Desde que os europeus chegaram a América e iniciaram suas campanhas de invasão violenta e colonização forçosa, dezenas de mazelas se instalaram nessas terras que foram banhadas de sangue preto, indígena e miscigenado. A fome era uma dessas mazelas. Envergonhava o Brasil perante o resto do mundo. Milhares de crianças morriam antes do primeiro ano de vida em consequência da falta de alimentação; o Norte e Nordeste foram, historicamente, as regiões mais atingidas por ela – muito em causa de escolhas políticas e problemas como a seca. Séculos se passaram e a situação se acentuou, disparando a medida que a desigualdade social explodiu no período da Ditadura civil-militar de 1964-85. As décadas de 1980 e 1990, acompanhadas de problemas monetários e seguidas crises escancararam a dor da fome. Eis que a balança da vida pesa em favor do povo pobre. Por um período – um curto período, se analisarmos o meio milênio de história do Brasil – a fome vai diminuindo, sumindo, a medida que a comida começa a aparecer no prato do brasileiro. Um milagre?

O milagre nada mais foi que o fruto de políticas sociais iniciadas a partir de governos de esquerda, sob a égide do Partido dos Trabalhadores, como o programa Fome Zero, lançado após a eleição do ex-presidente Lula, em 2003. Os programas de distribuição de renda que se seguiram, como o Bolsa Família, garantiram durante quase quinze anos a segurança alimentar que cerca de 20% da população brasileira não tinha tido em toda sua história. Em 2014 chegamos ao que considero o nosso ápice civilizatório de direitos: o Brasil sai do mapa da fome da ONU. Parecia que tínhamos espantado o fantasma de vez, mas como na história de Ícaro, voamos perto demais do sol e como as asas dele, a economia começou a derreter. Em 2015, no início do segundo governo Dilma, medidas de austeridade são tomadas e, em março do mesmo ano, a presidente perde o controle da administração em virtude da empreitada do presidente da Câmara, deputado Eduardo Cunha. Em 2016, Dilma é afastada do cargo; em seu lugar assume o vice, Michel Temer, que lança em seus primeiros dias de governo a fatídica ‘Ponte para o futuro’, e começa a arrasar o Estado brasileiro, cortando programas, investimentos sociais e ministérios. A fome deu sinais com o alto desemprego.

Em 2018, é eleito o capitão reformado do exército, Jair Messias Bolsonaro, sem nenhum plano de governo e zero atenção pelos problemas sociais. A política econômica do governo Bolsonaro? A aplicação no Brasil dos aprendizados do ministro da economia, Paulo Guedes, em Chicago, ou seja, o desmantelamento de todos os equipamentos estatais em virtude do ganho do mercado financeiro, mesmo que isso signifique sacrificar empregos e renda dos trabalhadores – e significou bem mais.

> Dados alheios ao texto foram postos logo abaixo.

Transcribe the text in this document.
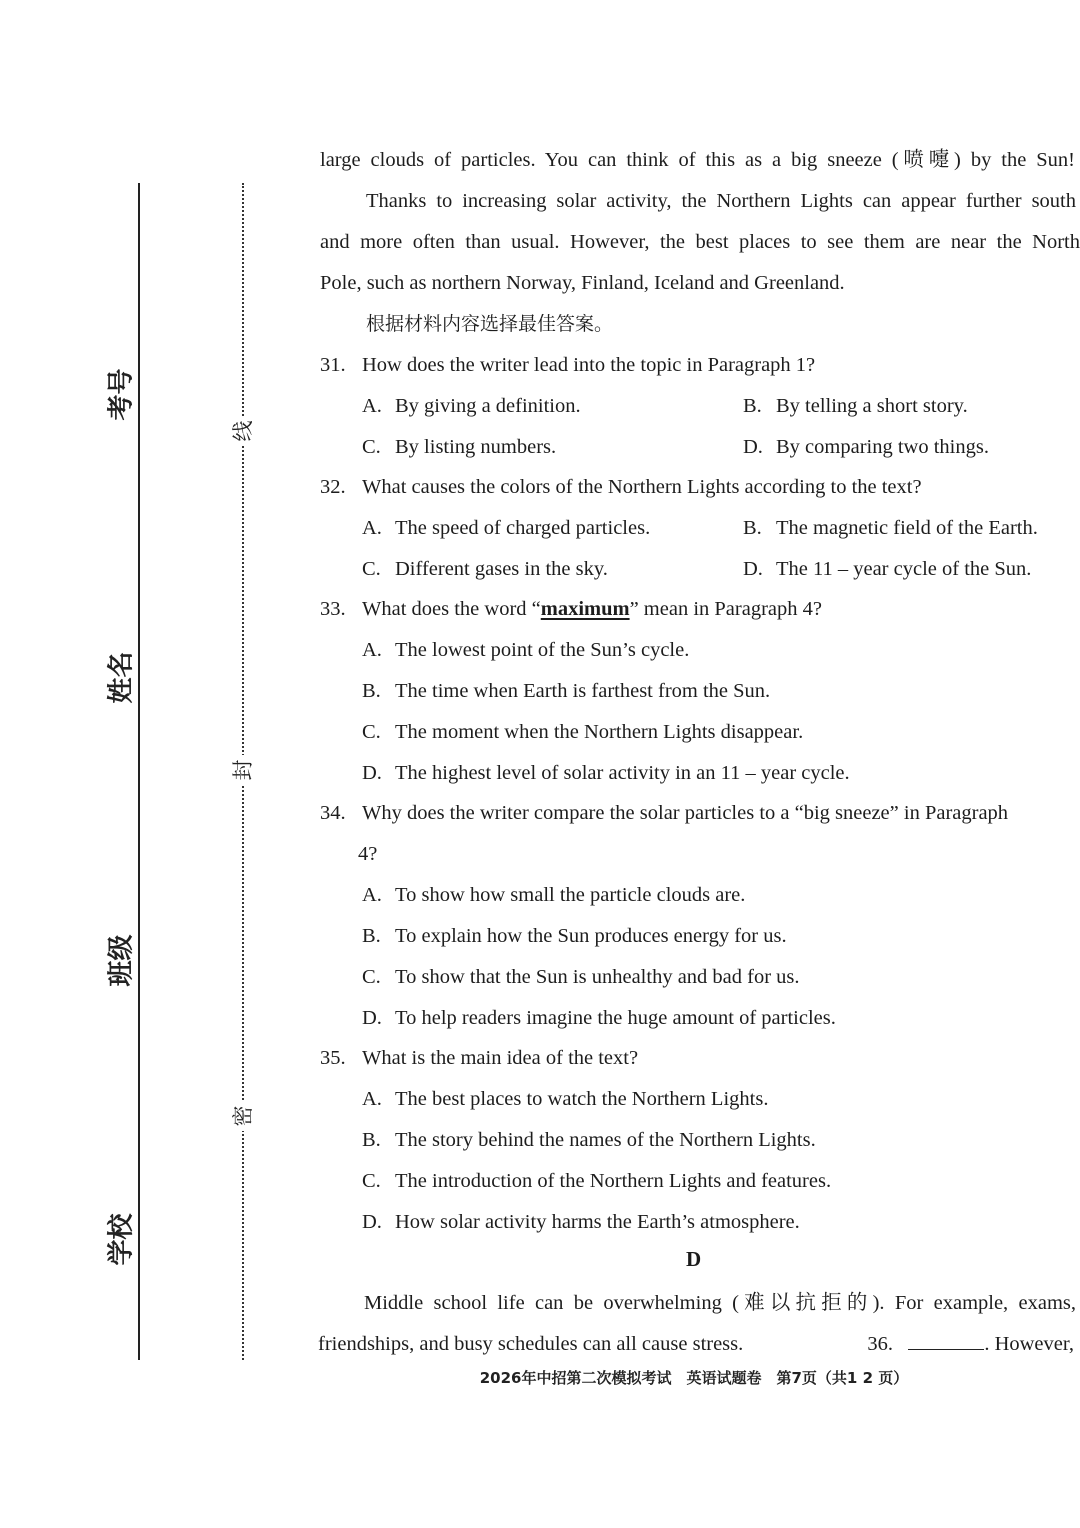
考号
姓名
班级
学校
线
封
密
large clouds of particles. You can think of this as a big sneeze (喷嚏) by the Sun!
Thanks to increasing solar activity, the Northern Lights can appear further south
and more often than usual. However, the best places to see them are near the North
Pole, such as northern Norway, Finland, Iceland and Greenland.
根据材料内容选择最佳答案。
31. How does the writer lead into the topic in Paragraph 1?
A. By giving a definition.	B. By telling a short story.
C. By listing numbers.	D. By comparing two things.
32. What causes the colors of the Northern Lights according to the text?
A. The speed of charged particles.	B. The magnetic field of the Earth.
C. Different gases in the sky.	D. The 11 – year cycle of the Sun.
33. What does the word “maximum” mean in Paragraph 4?
A. The lowest point of the Sun’s cycle.
B. The time when Earth is farthest from the Sun.
C. The moment when the Northern Lights disappear.
D. The highest level of solar activity in an 11 – year cycle.
34. Why does the writer compare the solar particles to a “big sneeze” in Paragraph
4?
A. To show how small the particle clouds are.
B. To explain how the Sun produces energy for us.
C. To show that the Sun is unhealthy and bad for us.
D. To help readers imagine the huge amount of particles.
35. What is the main idea of the text?
A. The best places to watch the Northern Lights.
B. The story behind the names of the Northern Lights.
C. The introduction of the Northern Lights and features.
D. How solar activity harms the Earth’s atmosphere.
D
Middle school life can be overwhelming (难以抗拒的). For example, exams,
friendships, and busy schedules can all cause stress.	36.	. However,
2026年中招第二次模拟考试　英语试题卷　第7页（共1 2 页）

Com a pandemia em 2020, a acentuada crise da completa incapacidade de um governo encabeçado por corruptos, a fome voltou de vez e hoje ameaça quase metade do Brasil. Filas em busca de restos e carcaças, que agora são vendidas por açougues e supermercados, se tornam frequentes e, nas últimas consequências, contra a dor de não ter o que comer, famílias buscam caminhões de lixo tentando restos de comida – e isso foi aqui, no nosso quintal, em Fortaleza.

Com a iminência do fim do auxílio emergencial, os constantes problemas no Bolsa Família e o desgoverno Bolsonaro, não é só a fome que voltou à tona, outro pesadelo antigo pode voltar: os saques. E deixo de antemão avisado: se o povo tomar as ruas em busca de alimento, a culpa será de quem nos governa, ou deveria nos governar. Mesmo assim também aviso, a justiça condenaria mil vezes um pobre que saqueou para comer do que um político que viu seu povo morrer a míngua. São tantos pesadelos e fantasmas que me pergunto: quando iremos acordar?